Childhood Obesity is Easy to Diagnose
Obesity is defined as being significantly above the normal weight for one’s age and height. Extra pounds readily show on a child’s small frame making the condition easy to identify. Although some children are naturally heavier, the truth is that no child should be fat.

  • Of course, there is a difference between being slightly overweight and being obese, which is why it’s a good idea to regularly consult a height/age chart to determine the healthy weight range for your child.
  • Should your child be at the upper end of this range or above it, it’s imperative that you begin to take steps to help them lose weight.
  • Otherwise, there’s a good chance that your child will begin to develop physical and, possibly, mental issues that could follow them throughout their life.

Childhood Obesity Leads to Lifelong Issues
Most obese children end up struggling with their weight throughout their entire life as obese children almost always turn into obese adults. This is especially true if obesity runs in the family, and children with one or two obese parents are almost guaranteed to be obese as an adult. However, even if the child eventually loses the weight later in their life, their body will still be dramatically changed due to being obese as a child.

  • Children’s bodies are constantly growing and changing, which means that the body will adjust to compensate for the extra weight it’s carrying.
  • This means that being obese as a child could permanently change the overall shape and structure of their body.
  • Furthermore, childhood obesity frequently leads to the early onset of diabetes, cardiovascular issues and other serious health problems that could dramatically affect the quality and length of the child’s life.

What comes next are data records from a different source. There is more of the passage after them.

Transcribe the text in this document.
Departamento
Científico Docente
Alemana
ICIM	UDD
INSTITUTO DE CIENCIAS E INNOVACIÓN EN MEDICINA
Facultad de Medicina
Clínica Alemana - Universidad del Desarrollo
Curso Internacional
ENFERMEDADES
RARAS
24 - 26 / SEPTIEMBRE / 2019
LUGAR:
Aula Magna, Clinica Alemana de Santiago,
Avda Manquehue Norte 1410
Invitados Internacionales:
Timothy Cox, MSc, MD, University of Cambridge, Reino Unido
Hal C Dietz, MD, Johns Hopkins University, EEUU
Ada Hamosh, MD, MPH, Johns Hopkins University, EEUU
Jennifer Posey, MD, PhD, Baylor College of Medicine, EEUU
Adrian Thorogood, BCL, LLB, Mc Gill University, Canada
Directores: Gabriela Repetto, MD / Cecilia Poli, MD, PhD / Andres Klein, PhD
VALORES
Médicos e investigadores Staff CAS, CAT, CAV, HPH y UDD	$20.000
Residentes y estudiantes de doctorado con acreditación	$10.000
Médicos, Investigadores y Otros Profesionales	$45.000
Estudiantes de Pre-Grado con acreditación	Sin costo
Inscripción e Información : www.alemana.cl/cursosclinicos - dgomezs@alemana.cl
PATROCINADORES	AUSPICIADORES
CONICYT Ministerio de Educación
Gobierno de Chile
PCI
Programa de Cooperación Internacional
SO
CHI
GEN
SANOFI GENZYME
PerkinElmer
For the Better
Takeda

Obesity is also often frequently linked to low self-esteem, depression and other mental health issues, which are also likely to follow the child into adulthood unless the underlying cause of obesity is properly addressed.

Physical Activity is Important in Combating Childhood Obesity
One of the biggest reasons for the huge increase in childhood obesity is lack of exercise.

  • Children have seemingly limitless amounts of energy and should spend much of their time running and playing.
  • Unfortunately, more and more children are spending most of their time cooped up indoors in front of the television, computer or smartphone.
  • To prevent or eliminate problems with obesity, children should be encouraged to be active for at least one hour a day. Whether this means running around in the yard with their friends, going for a bike ride, swimming or doing any other physical activity, the most important thing is to ensure they are active.

Another useful option is to try to limit the amount of time the child spends being sedentary. It can be helpful to restrict the amount of time they spend on the computer, television or phone to a maximum of two hours a day. By doing so, the child will be forced to find other ways to entertain themselves, which will naturally make them more active.

Healthy Eating Habits Should Start Early
A child’s body needs proper nutrition to grow strong and healthy, which means it’s a bad idea to place a child on a weight reducing diet. Instead, it is better to strike a balance between the number of calories they take in and the number that they burn through activity.

In addition, it’s also a good idea to focus on helping the child develop healthy eating habits. One useful option is to avoid dining at fast food restaurants and keep the house free of sweets to encourage only healthy snacking.

Although childhood obesity is most definitely a serious problem, the good news is that it usually doesn’t take long for children to begin to shed the extra pounds once they begin focusing on physical activity and healthy eating.